Tout d’abord, les compositions sont solides et diablement efficaces. De belles constructions harmoniques qu’on avait un peu perdu de vue depuis les plus belles années de Pendragon (The Window of Life ou The Masquerade Overture). Franchement, l’amateur de rock néo-progressif sera aux anges lorsqu’il écoutera cet album au casque sur la plage cet été avec une légère brise dans les cheveux. Chaque intervention du guitariste Marcin Kruczek rappellera à notre bon souvenir les plus belles envolées de Nick Barrett (Pendragon), John Mitchell (Arena) et, naturellement, Steve Rothery. La voix de la chanteuse est absolument magnifique et maîtrisée.
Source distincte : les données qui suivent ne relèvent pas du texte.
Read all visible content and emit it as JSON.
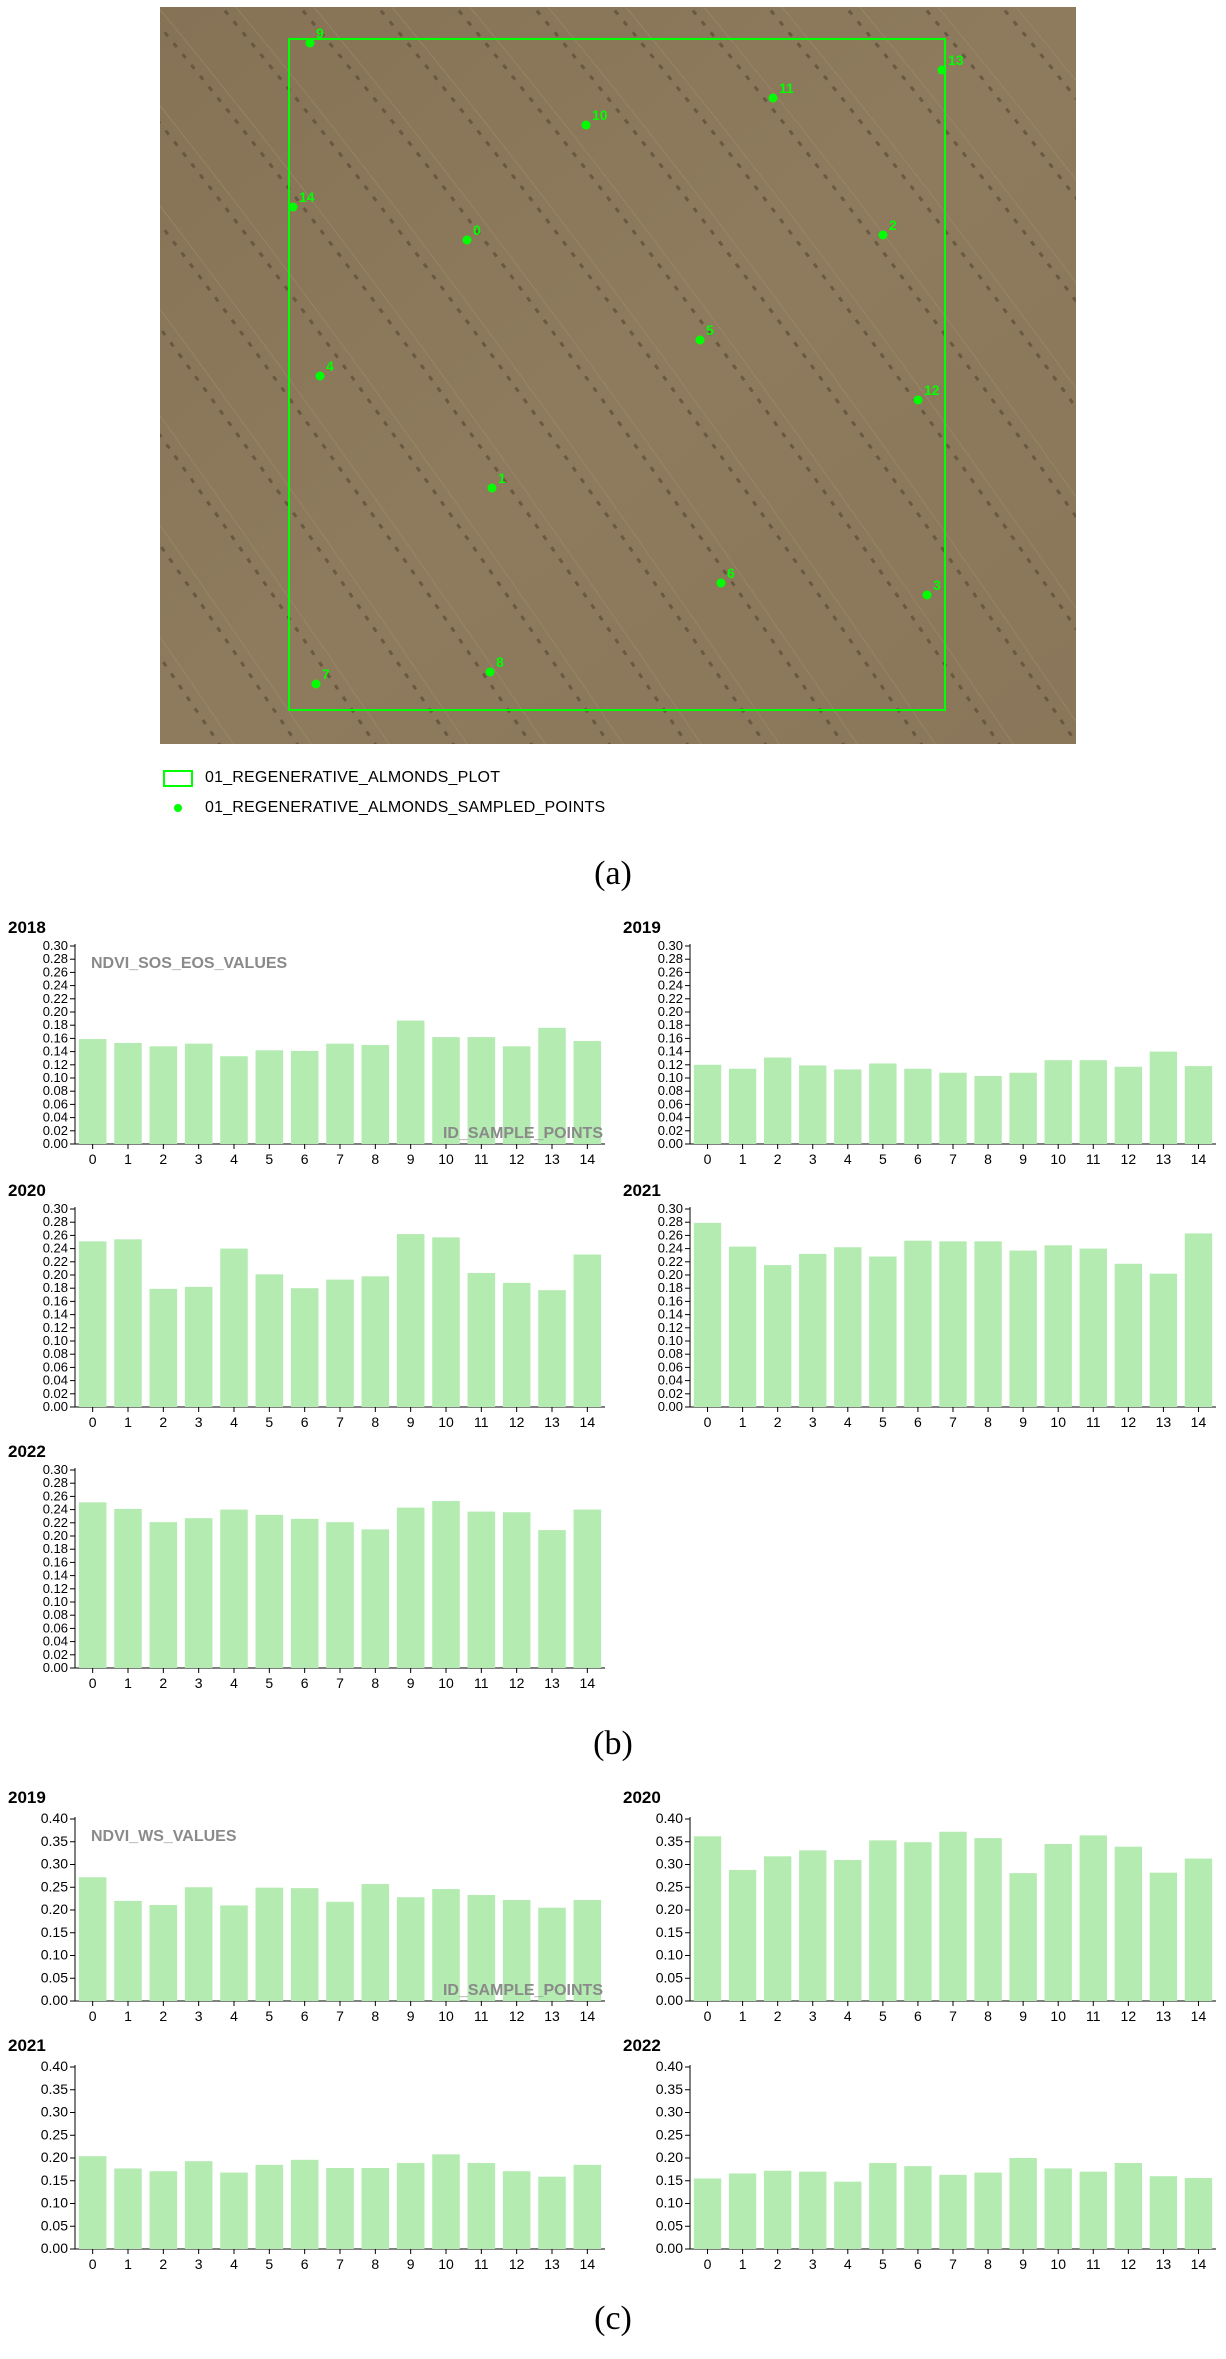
{
  "map": {
    "legend": [
      {
        "label": "01_REGENERATIVE_ALMONDS_PLOT",
        "symbol": "rectangle"
      },
      {
        "label": "01_REGENERATIVE_ALMONDS_SAMPLED_POINTS",
        "symbol": "dot"
      }
    ],
    "points": [
      "0",
      "1",
      "2",
      "3",
      "4",
      "5",
      "6",
      "7",
      "8",
      "9",
      "10",
      "11",
      "12",
      "13",
      "14"
    ],
    "colors": {
      "marker": "#00ff00",
      "ground": "#8c7a5a"
    }
  },
  "panel_labels": {
    "a": "(a)",
    "b": "(b)",
    "c": "(c)"
  },
  "chart_data": [
    {
      "type": "bar",
      "panel": "b",
      "title": "2018",
      "categories": [
        "0",
        "1",
        "2",
        "3",
        "4",
        "5",
        "6",
        "7",
        "8",
        "9",
        "10",
        "11",
        "12",
        "13",
        "14"
      ],
      "values": [
        0.159,
        0.153,
        0.148,
        0.152,
        0.133,
        0.142,
        0.141,
        0.152,
        0.15,
        0.187,
        0.162,
        0.162,
        0.148,
        0.176,
        0.156
      ],
      "ylim": [
        0,
        0.3
      ],
      "ytick_step": 0.02,
      "ytick_decimals": 2,
      "ylabel": "NDVI_SOS_EOS_VALUES",
      "xlabel": "ID_SAMPLE_POINTS",
      "color": "#b3ebb0"
    },
    {
      "type": "bar",
      "panel": "b",
      "title": "2019",
      "categories": [
        "0",
        "1",
        "2",
        "3",
        "4",
        "5",
        "6",
        "7",
        "8",
        "9",
        "10",
        "11",
        "12",
        "13",
        "14"
      ],
      "values": [
        0.12,
        0.114,
        0.131,
        0.119,
        0.113,
        0.122,
        0.114,
        0.108,
        0.103,
        0.108,
        0.127,
        0.127,
        0.117,
        0.14,
        0.118
      ],
      "ylim": [
        0,
        0.3
      ],
      "ytick_step": 0.02,
      "ytick_decimals": 2,
      "ylabel": "",
      "xlabel": "",
      "color": "#b3ebb0"
    },
    {
      "type": "bar",
      "panel": "b",
      "title": "2020",
      "categories": [
        "0",
        "1",
        "2",
        "3",
        "4",
        "5",
        "6",
        "7",
        "8",
        "9",
        "10",
        "11",
        "12",
        "13",
        "14"
      ],
      "values": [
        0.251,
        0.254,
        0.179,
        0.182,
        0.24,
        0.201,
        0.18,
        0.193,
        0.198,
        0.262,
        0.257,
        0.203,
        0.188,
        0.177,
        0.231
      ],
      "ylim": [
        0,
        0.3
      ],
      "ytick_step": 0.02,
      "ytick_decimals": 2,
      "ylabel": "",
      "xlabel": "",
      "color": "#b3ebb0"
    },
    {
      "type": "bar",
      "panel": "b",
      "title": "2021",
      "categories": [
        "0",
        "1",
        "2",
        "3",
        "4",
        "5",
        "6",
        "7",
        "8",
        "9",
        "10",
        "11",
        "12",
        "13",
        "14"
      ],
      "values": [
        0.279,
        0.243,
        0.215,
        0.232,
        0.242,
        0.228,
        0.252,
        0.251,
        0.251,
        0.237,
        0.245,
        0.24,
        0.217,
        0.202,
        0.263
      ],
      "ylim": [
        0,
        0.3
      ],
      "ytick_step": 0.02,
      "ytick_decimals": 2,
      "ylabel": "",
      "xlabel": "",
      "color": "#b3ebb0"
    },
    {
      "type": "bar",
      "panel": "b",
      "title": "2022",
      "categories": [
        "0",
        "1",
        "2",
        "3",
        "4",
        "5",
        "6",
        "7",
        "8",
        "9",
        "10",
        "11",
        "12",
        "13",
        "14"
      ],
      "values": [
        0.251,
        0.241,
        0.221,
        0.227,
        0.24,
        0.232,
        0.226,
        0.221,
        0.21,
        0.243,
        0.253,
        0.237,
        0.236,
        0.209,
        0.24
      ],
      "ylim": [
        0,
        0.3
      ],
      "ytick_step": 0.02,
      "ytick_decimals": 2,
      "ylabel": "",
      "xlabel": "",
      "color": "#b3ebb0"
    },
    {
      "type": "bar",
      "panel": "c",
      "title": "2019",
      "categories": [
        "0",
        "1",
        "2",
        "3",
        "4",
        "5",
        "6",
        "7",
        "8",
        "9",
        "10",
        "11",
        "12",
        "13",
        "14"
      ],
      "values": [
        0.272,
        0.22,
        0.211,
        0.25,
        0.21,
        0.249,
        0.248,
        0.218,
        0.257,
        0.228,
        0.246,
        0.233,
        0.222,
        0.205,
        0.222
      ],
      "ylim": [
        0,
        0.4
      ],
      "ytick_step": 0.05,
      "ytick_decimals": 2,
      "ylabel": "NDVI_WS_VALUES",
      "xlabel": "ID_SAMPLE_POINTS",
      "color": "#b3ebb0"
    },
    {
      "type": "bar",
      "panel": "c",
      "title": "2020",
      "categories": [
        "0",
        "1",
        "2",
        "3",
        "4",
        "5",
        "6",
        "7",
        "8",
        "9",
        "10",
        "11",
        "12",
        "13",
        "14"
      ],
      "values": [
        0.362,
        0.288,
        0.318,
        0.331,
        0.31,
        0.353,
        0.349,
        0.372,
        0.358,
        0.281,
        0.345,
        0.364,
        0.339,
        0.282,
        0.313
      ],
      "ylim": [
        0,
        0.4
      ],
      "ytick_step": 0.05,
      "ytick_decimals": 2,
      "ylabel": "",
      "xlabel": "",
      "color": "#b3ebb0"
    },
    {
      "type": "bar",
      "panel": "c",
      "title": "2021",
      "categories": [
        "0",
        "1",
        "2",
        "3",
        "4",
        "5",
        "6",
        "7",
        "8",
        "9",
        "10",
        "11",
        "12",
        "13",
        "14"
      ],
      "values": [
        0.204,
        0.177,
        0.171,
        0.193,
        0.168,
        0.185,
        0.196,
        0.178,
        0.178,
        0.189,
        0.208,
        0.189,
        0.171,
        0.159,
        0.185
      ],
      "ylim": [
        0,
        0.4
      ],
      "ytick_step": 0.05,
      "ytick_decimals": 2,
      "ylabel": "",
      "xlabel": "",
      "color": "#b3ebb0"
    },
    {
      "type": "bar",
      "panel": "c",
      "title": "2022",
      "categories": [
        "0",
        "1",
        "2",
        "3",
        "4",
        "5",
        "6",
        "7",
        "8",
        "9",
        "10",
        "11",
        "12",
        "13",
        "14"
      ],
      "values": [
        0.155,
        0.166,
        0.172,
        0.17,
        0.148,
        0.189,
        0.182,
        0.163,
        0.168,
        0.2,
        0.177,
        0.17,
        0.189,
        0.16,
        0.156
      ],
      "ylim": [
        0,
        0.4
      ],
      "ytick_step": 0.05,
      "ytick_decimals": 2,
      "ylabel": "",
      "xlabel": "",
      "color": "#b3ebb0"
    }
  ]
}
Le son est ample et la production, certes typée et datée, est parfaitement de circonstance pour ce style de musique qui obéit (malheureusement) à certains codes (propreté du son, production claire et luxuriante, claviers mis très en avant, voix maniérée et lyrique, tandem basse/batterie un peu en retrait). Dans le genre, Nemezis s’en sort avec les honneurs mais ce n’est bien évidemment pas un groupe comme celui-là qui gagnera à sa cause les nombreux dénigreurs que compte le néo. Et s’il est vrai que l’on peut reprocher à celui-ci une certaine propension à la fixité des structures (entrée calme aux claviers, arrivée de la belle voix, montée en puissance, orgasme guitaristique, poursuite du climax, chute, retour à la douceur, fin émouvante), on ne saurait le priver de ses qualités intrinsèques bien réelles : harmonie, douceur, soli de guitare écrits qui participent de la ligne mélodique, voix peu ordinaire, etc. Et s’il existe bien une école néo-progressive, ce premier album de Nemezis serait une très bonne copie d’un élève qui aurait été fort attentif en classe. Malheureusement, si Nemezis a su retenir le meilleur du genre (Pendragon, Marillion, IQ), il a aussi péché par emphase comme ces lignes de clavier plus proches d’un hard-FM des plus nauséabonds (Magnum, Asia) qui gâchent un peu l’ambiance. On a même droit à notre titre épique de plus de douze minutes « The End », fort bien construit lui aussi. Il n’y a bien que le graphisme de pochette qui a su s’affranchir des canons en vigueur : pas de jolies couleurs, de personnages mystérieux ni de symboles cachés. Il s’agira de veiller au grain et de les sermonner un peu si le second album devait être une redite de celui-ci. Mais pour l’instant, saluons la beauté sans complexe de ce premier essai.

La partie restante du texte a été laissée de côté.